Всё о Чехове - Публицистика - Из Сибири - Страница 9
Ветер гуляет по нем, шумит и поднимает зыбь. То там, то сям видны
островки и еще не залитые полоски земли. Направление дороги указывают
мосты и гати, которые размокли, раскисли и почти все сдвинуты с места.
Вдали за озером тянется высокий берег Иртыша, бурый и угрюмый, а над ним
нависли тяжелые, серые облака; кое-где по берегу белеет снег.
Начинаем ехать по озеру. Неглубоко, колеса сидят в воде только на
четверть аршина. Ехать, пожалуй, было бы сносно, если бы не мосты. Около
каждого моста нужно вылезть из тарантаса и становиться в грязь или в воду;
чтобы въехать на мост, нужно сначала к его приподнятому краю подложить
доски и бревна, которые разбросаны тут же на мосту. Лошадей по мосту водим
поодиночке. Федор Павлович отпрягает пристяжных и дает мне держать; я
держу их за холодные, грязные повода, а они, норовистые, пятятся назад,
ветер хочет сорвать с меня одежу, дождь больно бьет в лицо. Не вернуться
ли? Но Федор Павлович молчит и, вероятно, ждет, когда я сам предложу
вернуться; я тоже молчу.
Берем приступом один мост, другой, потом третий... В одном месте
увязли в грязь и едва не опрокинулись, в другом заупрямились лошади, а
утки и чайки носятся над нами и точно смеются. По лицу Федора Павловича,
по неторопливым движениям, по его молчанию вижу, что он не впервые так
бьется, что бывает и хуже, и что давно-давно уже привык он к невылазной
грязи, воде, холодному дождю. Недешево достается ему жизнь!
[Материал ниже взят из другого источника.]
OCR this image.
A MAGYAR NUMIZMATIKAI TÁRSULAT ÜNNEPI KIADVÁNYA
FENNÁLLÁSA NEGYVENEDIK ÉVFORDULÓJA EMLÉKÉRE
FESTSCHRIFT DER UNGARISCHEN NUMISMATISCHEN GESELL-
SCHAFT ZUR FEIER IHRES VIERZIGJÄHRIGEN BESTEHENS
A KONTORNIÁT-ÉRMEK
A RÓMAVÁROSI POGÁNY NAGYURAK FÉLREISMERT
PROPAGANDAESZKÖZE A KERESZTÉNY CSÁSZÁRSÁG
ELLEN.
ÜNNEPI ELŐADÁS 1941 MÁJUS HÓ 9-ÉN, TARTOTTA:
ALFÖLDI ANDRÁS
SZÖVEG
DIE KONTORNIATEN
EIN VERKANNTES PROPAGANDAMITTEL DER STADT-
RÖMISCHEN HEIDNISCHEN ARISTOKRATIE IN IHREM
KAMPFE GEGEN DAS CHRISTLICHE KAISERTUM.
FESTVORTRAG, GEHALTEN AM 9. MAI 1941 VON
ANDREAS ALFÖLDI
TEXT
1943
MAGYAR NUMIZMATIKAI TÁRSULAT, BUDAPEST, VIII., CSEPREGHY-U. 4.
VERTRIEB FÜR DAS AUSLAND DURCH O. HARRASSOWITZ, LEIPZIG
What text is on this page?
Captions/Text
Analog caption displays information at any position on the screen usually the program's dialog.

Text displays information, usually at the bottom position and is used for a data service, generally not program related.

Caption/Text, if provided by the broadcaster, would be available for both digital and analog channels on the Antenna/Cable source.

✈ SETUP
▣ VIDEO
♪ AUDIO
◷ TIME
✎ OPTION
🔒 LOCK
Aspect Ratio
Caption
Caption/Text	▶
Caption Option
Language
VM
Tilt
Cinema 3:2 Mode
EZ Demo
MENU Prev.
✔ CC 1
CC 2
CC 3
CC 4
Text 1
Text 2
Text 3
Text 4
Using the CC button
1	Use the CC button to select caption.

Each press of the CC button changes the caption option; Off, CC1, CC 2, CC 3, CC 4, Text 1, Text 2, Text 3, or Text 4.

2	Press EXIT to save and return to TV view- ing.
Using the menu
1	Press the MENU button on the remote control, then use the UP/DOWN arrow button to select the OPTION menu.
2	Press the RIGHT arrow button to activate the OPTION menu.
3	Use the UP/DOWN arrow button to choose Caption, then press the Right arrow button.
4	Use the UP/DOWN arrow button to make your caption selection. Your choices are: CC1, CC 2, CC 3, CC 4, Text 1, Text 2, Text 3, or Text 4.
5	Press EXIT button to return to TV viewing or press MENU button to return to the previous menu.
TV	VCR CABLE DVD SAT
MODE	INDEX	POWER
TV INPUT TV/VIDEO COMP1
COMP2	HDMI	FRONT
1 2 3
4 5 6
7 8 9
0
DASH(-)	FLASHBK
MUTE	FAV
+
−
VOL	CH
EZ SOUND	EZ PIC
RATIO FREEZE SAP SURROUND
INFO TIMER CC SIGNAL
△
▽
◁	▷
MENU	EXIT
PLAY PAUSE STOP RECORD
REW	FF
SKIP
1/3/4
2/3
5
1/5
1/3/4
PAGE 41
Въезжаем на островок. Тут избушка без крыши; по мокрому навозу ходят
две мокрые лошади. На зов Федора Павловича из избушки выходит бородатый
мужик с длинной хворостиной и берется показать нам дорогу. Он молча идет
вперед, измеряет хворостиной глубину и пробует грунт, а мы за ним. Выводит
он нас на длинную, узкую полосу, которую называет хребтом; мы должны ехать
по этому хребту, а когда он кончится, взять влево, потом вправо и въехать
на другой хребет, который тянется до самого перевоза.
Темнеет в воздухе; нет уж ни уток, ни чаек. Бородатый мужик научил
нас, как ехать, и давно уж вернулся. Кончился первый хребет, опять
полощемся в воде, берем влево, потом вправо. Но вот наконец и второй
хребет. Он тянется по самому краю берега.
Иртыш широк. Если Ермак переплывал его во время разлива, то он утонул
бы и без кольчуги. Тот берег высок, крут и совершенно пустынен. Видна
лощина; в этой лощине, как говорит Федор Павлович, идет дорога на гору, в
село Пустынное, куда мне нужно ехать. Этот же берег отлогий, на аршин выше
уровня; он гол, изгрызен и склизок на вид; мутные валы с белыми гребнями
со злобой хлещут по нем и тотчас же отскакивают назад, точно им гадко
прикасаться к этому неуклюжему, осклизлому берегу, на котором, судя по
виду, могут жить одни только жабы и души больших грешников. Иртыш не шумит
и не ревет, а похоже на то, как будто он стучит у себя на дне по гробам.
Проклятое впечатление!
Подъезжаем к избе, где живут перевозчики.